A fiber optic laser-ultrasonic transmitter based on collapsed photonic crystal fiber for ultrasonic testing

Abstract

Ultrasonic testing technology is widely used for its exceptional accuracy and resolution. Commercial ultrasonic testing systems basically use piezoelectric transducers as ultrasonic excitation elements. However, the performance of piezoelectric transducers is not stable enough in high-temperature and high-humidity environments. Therefore, a fiber optic laser-ultrasonic transmitter based on collapsed photonic crystal fiber (CPCF) was proposed. The CPCF guides the laser in the core into the photoacoustic material and realizes the ultrasonic excitation on the side wall of the fiber based on the optical-thermal-acoustic energy conversion. Finite element analysis and experimental research on the photonic crystal fiber (PCF)-CPCF-PCF microstructure show that controlling the CPCF length precisely enables quantitative modulation of the optical coupling coefficient, reflecting the optical energy in photoacoustic energy conversion.

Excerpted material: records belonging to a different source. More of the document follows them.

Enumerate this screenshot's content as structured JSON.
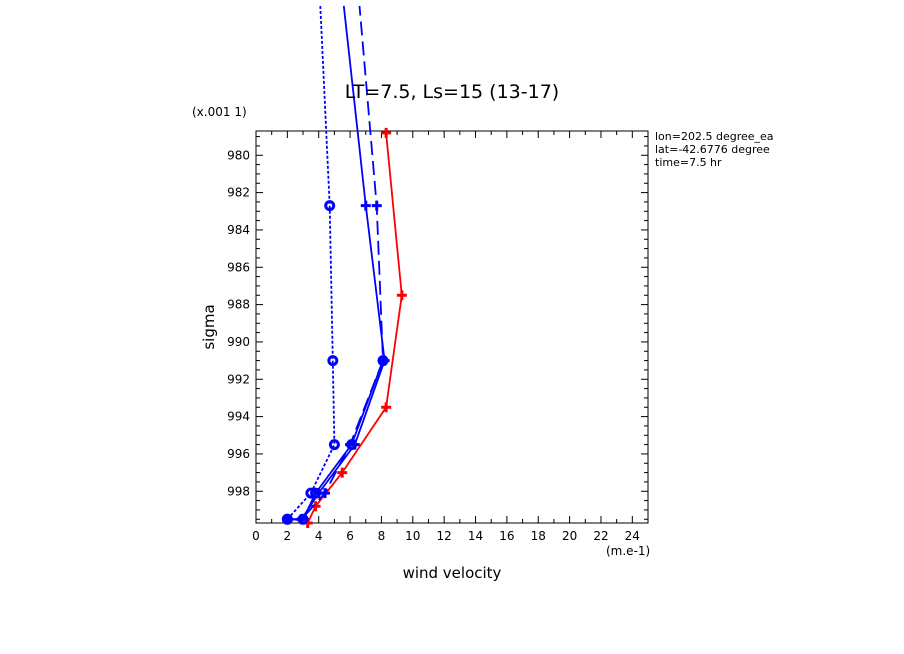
{
  "chart_data": {
    "type": "line",
    "title": "LT=7.5, Ls=15 (13-17)",
    "xlabel": "wind velocity",
    "ylabel": "sigma",
    "x_scale_label": "(m.e-1)",
    "y_scale_label": "(x.001 1)",
    "xlim": [
      0,
      25
    ],
    "ylim": [
      999.7,
      978.7
    ],
    "x_ticks": [
      "0",
      "2",
      "4",
      "6",
      "8",
      "10",
      "12",
      "14",
      "16",
      "18",
      "20",
      "22",
      "24"
    ],
    "y_ticks": [
      "980",
      "982",
      "984",
      "986",
      "988",
      "990",
      "992",
      "994",
      "996",
      "998"
    ],
    "annotations": [
      "lon=202.5 degree_ea",
      "lat=-42.6776 degree",
      "time=7.5 hr"
    ],
    "series": [
      {
        "color": "#ff0000",
        "line": "solid",
        "marker": "plus",
        "points": [
          [
            3.3,
            999.7
          ],
          [
            3.8,
            998.8
          ],
          [
            5.5,
            997.0
          ],
          [
            8.3,
            993.5
          ],
          [
            9.3,
            987.5
          ],
          [
            8.3,
            978.8
          ]
        ]
      },
      {
        "color": "#0000ff",
        "line": "solid",
        "marker": "plus",
        "points": [
          [
            2.0,
            999.5
          ],
          [
            2.9,
            999.5
          ],
          [
            4.0,
            998.1
          ],
          [
            6.3,
            995.5
          ],
          [
            8.2,
            991.0
          ],
          [
            7.0,
            982.7
          ],
          [
            5.6,
            972.0
          ]
        ]
      },
      {
        "color": "#0000ff",
        "line": "dashed",
        "marker": "plus",
        "points": [
          [
            2.0,
            999.5
          ],
          [
            2.9,
            999.5
          ],
          [
            4.4,
            998.1
          ],
          [
            6.0,
            995.5
          ],
          [
            8.1,
            991.0
          ],
          [
            7.7,
            982.7
          ],
          [
            6.6,
            972.0
          ]
        ]
      },
      {
        "color": "#0000ff",
        "line": "solid",
        "marker": "circle",
        "points": [
          [
            2.0,
            999.5
          ],
          [
            3.0,
            999.5
          ],
          [
            3.8,
            998.1
          ],
          [
            6.1,
            995.5
          ],
          [
            8.1,
            991.0
          ]
        ]
      },
      {
        "color": "#0000ff",
        "line": "dotted",
        "marker": "circle",
        "points": [
          [
            2.0,
            999.5
          ],
          [
            3.5,
            998.1
          ],
          [
            5.0,
            995.5
          ],
          [
            4.9,
            991.0
          ],
          [
            4.7,
            982.7
          ],
          [
            4.1,
            972.0
          ]
        ]
      }
    ]
  }
}
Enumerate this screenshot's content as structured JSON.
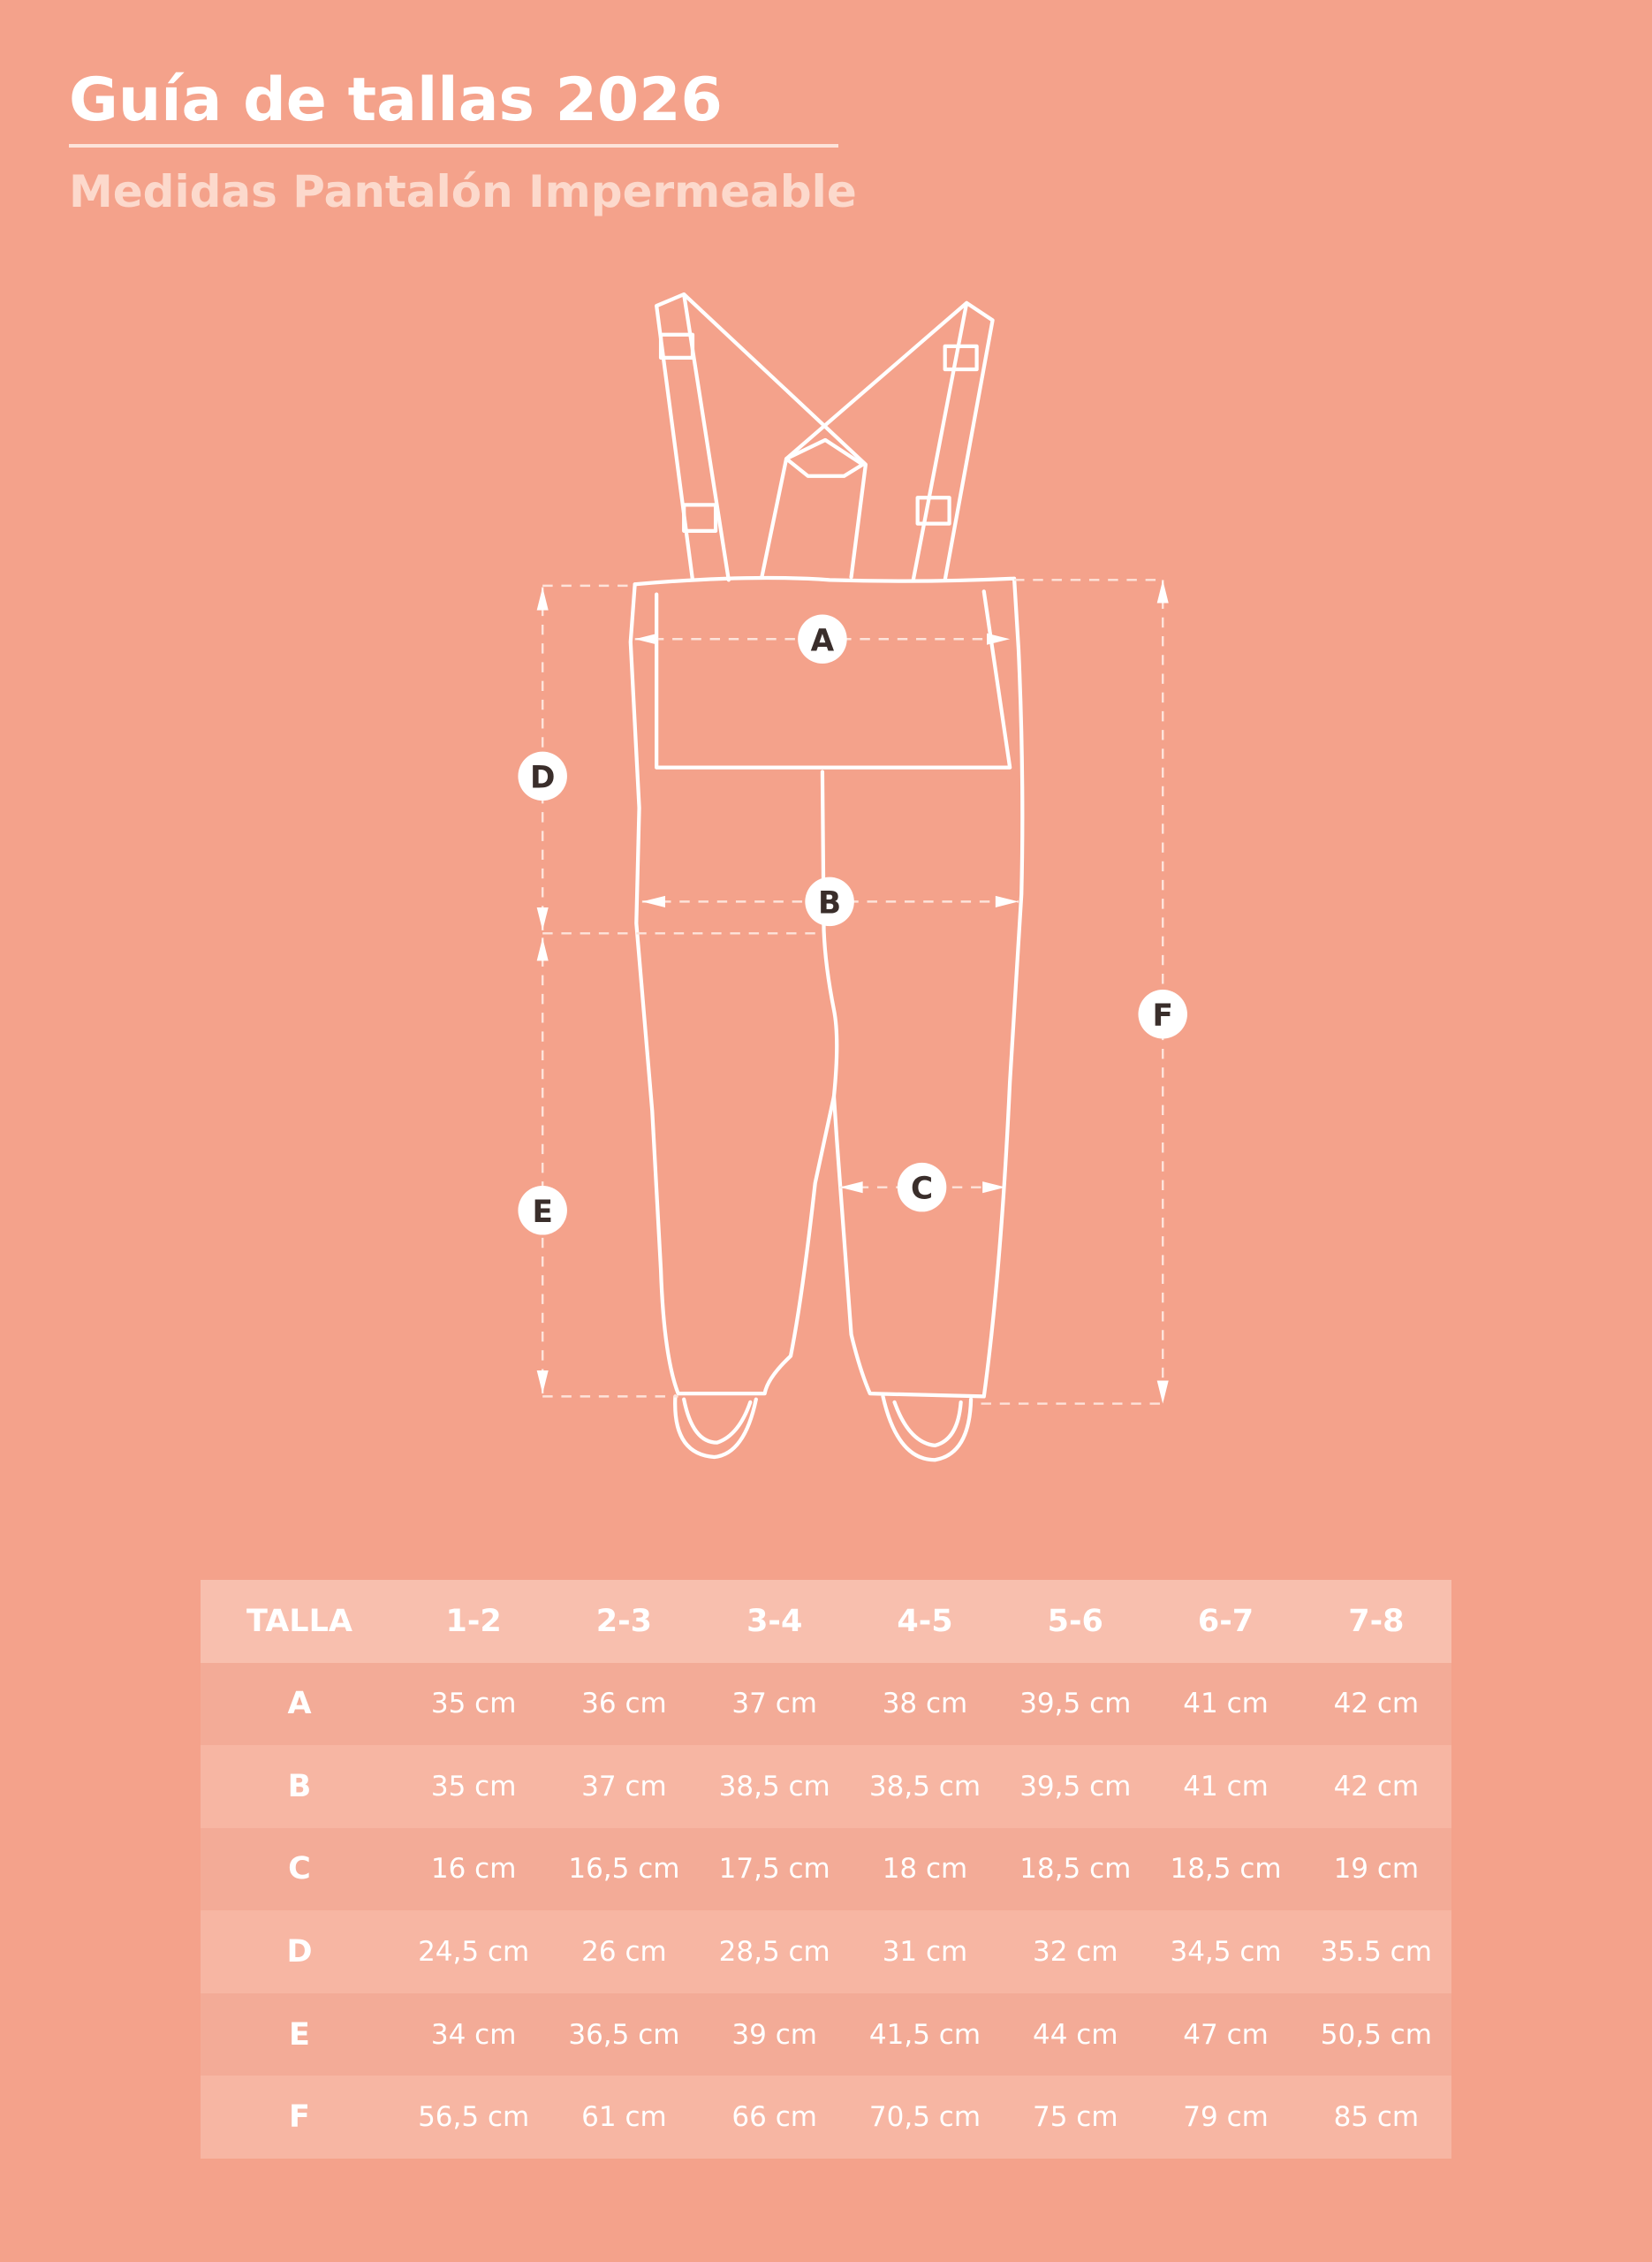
{
  "header": {
    "title": "Guía de tallas 2026",
    "subtitle": "Medidas Pantalón Impermeable"
  },
  "colors": {
    "background": "#f4a28b",
    "table_header": "#f8bfae",
    "row_dark": "#f3ab97",
    "row_light": "#f7b6a3",
    "subtitle": "#fcd9cc",
    "label_text": "#3a2e2b"
  },
  "diagram": {
    "labels": {
      "A": "A",
      "B": "B",
      "C": "C",
      "D": "D",
      "E": "E",
      "F": "F"
    }
  },
  "table": {
    "headers": [
      "TALLA",
      "1-2",
      "2-3",
      "3-4",
      "4-5",
      "5-6",
      "6-7",
      "7-8"
    ],
    "rows": [
      {
        "label": "A",
        "values": [
          "35  cm",
          "36  cm",
          "37 cm",
          "38 cm",
          "39,5 cm",
          "41 cm",
          "42  cm"
        ]
      },
      {
        "label": "B",
        "values": [
          "35  cm",
          "37 cm",
          "38,5 cm",
          "38,5 cm",
          "39,5 cm",
          "41 cm",
          "42  cm"
        ]
      },
      {
        "label": "C",
        "values": [
          "16  cm",
          "16,5  cm",
          "17,5  cm",
          "18 cm",
          "18,5 cm",
          "18,5 cm",
          "19   cm"
        ]
      },
      {
        "label": "D",
        "values": [
          "24,5 cm",
          "26  cm",
          "28,5 cm",
          "31  cm",
          "32  cm",
          "34,5 cm",
          "35.5 cm"
        ]
      },
      {
        "label": "E",
        "values": [
          "34  cm",
          "36,5  cm",
          "39 cm",
          "41,5 cm",
          "44  cm",
          "47  cm",
          "50,5 cm"
        ]
      },
      {
        "label": "F",
        "values": [
          "56,5  cm",
          "61  cm",
          "66  cm",
          "70,5 cm",
          "75 cm",
          "79  cm",
          "85  cm"
        ]
      }
    ]
  }
}
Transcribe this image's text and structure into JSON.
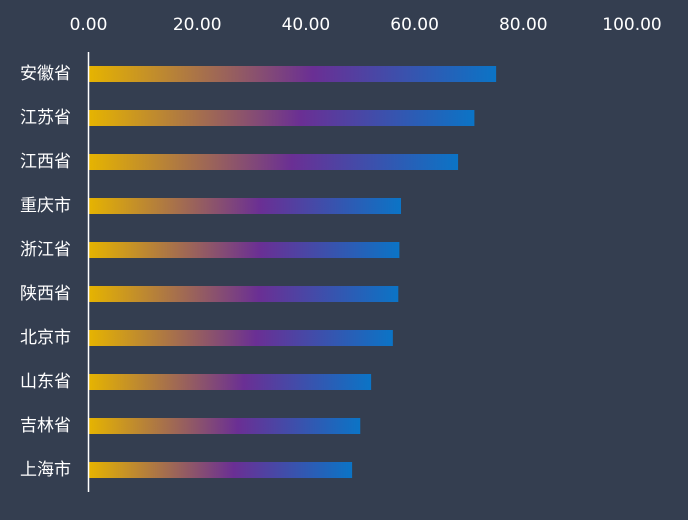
{
  "chart_data": {
    "type": "bar",
    "orientation": "horizontal",
    "categories": [
      "安徽省",
      "江苏省",
      "江西省",
      "重庆市",
      "浙江省",
      "陕西省",
      "北京市",
      "山东省",
      "吉林省",
      "上海市"
    ],
    "values": [
      75.0,
      71.0,
      68.0,
      57.5,
      57.2,
      57.0,
      56.0,
      52.0,
      50.0,
      48.5
    ],
    "x_ticks": [
      "0.00",
      "20.00",
      "40.00",
      "60.00",
      "80.00",
      "100.00"
    ],
    "xlim": [
      0,
      100
    ],
    "xaxis_position": "top",
    "grid": false,
    "legend": "none",
    "title": "",
    "xlabel": "",
    "ylabel": "",
    "colors": {
      "background": "#343e50",
      "gradient_start": "#e6b400",
      "gradient_mid": "#6a2f94",
      "gradient_end": "#0b74c6",
      "axis": "#ffffff",
      "text": "#ffffff"
    }
  }
}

Three PCF-CPCF-PCF microstructures with different optical coupling coefficients were fusion spliced onto an optical fiber, and three-point ultrasonic excitation was successfully achieved on aluminum plates. The peak-to-peak values are all around 1.5 V, indicating that the energy of ultrasonic waves is balanced, which helps realize the baseline-free and standardized application of transmitters. Furthermore, the detection effect of ultrasonic waves generated by the transmitter on the thickness and defects of the plate was studied. By analyzing the ultrasonic echoes in the aluminum and carbon fiber-reinforced polymer plates, the corresponding wave speeds were calculated to be 6030.52 and 2522.34 m/s, similar to the longitudinal wave speeds in the corresponding materials. The indicators of ultrasonic waves in the time domain and frequency domain are sensitive to the thickness and defects of the plate. The amplitude and time-of-flight of the ultrasonic wave change monotonically with increasing damage severity. This study elucidates the principle of the fiber optic ultrasonic transmitter and demonstrates its capability of quasi-distributed ultrasonic excitation. Furthermore, the feasibility of non-destructive testing based on this transmitter was also verified.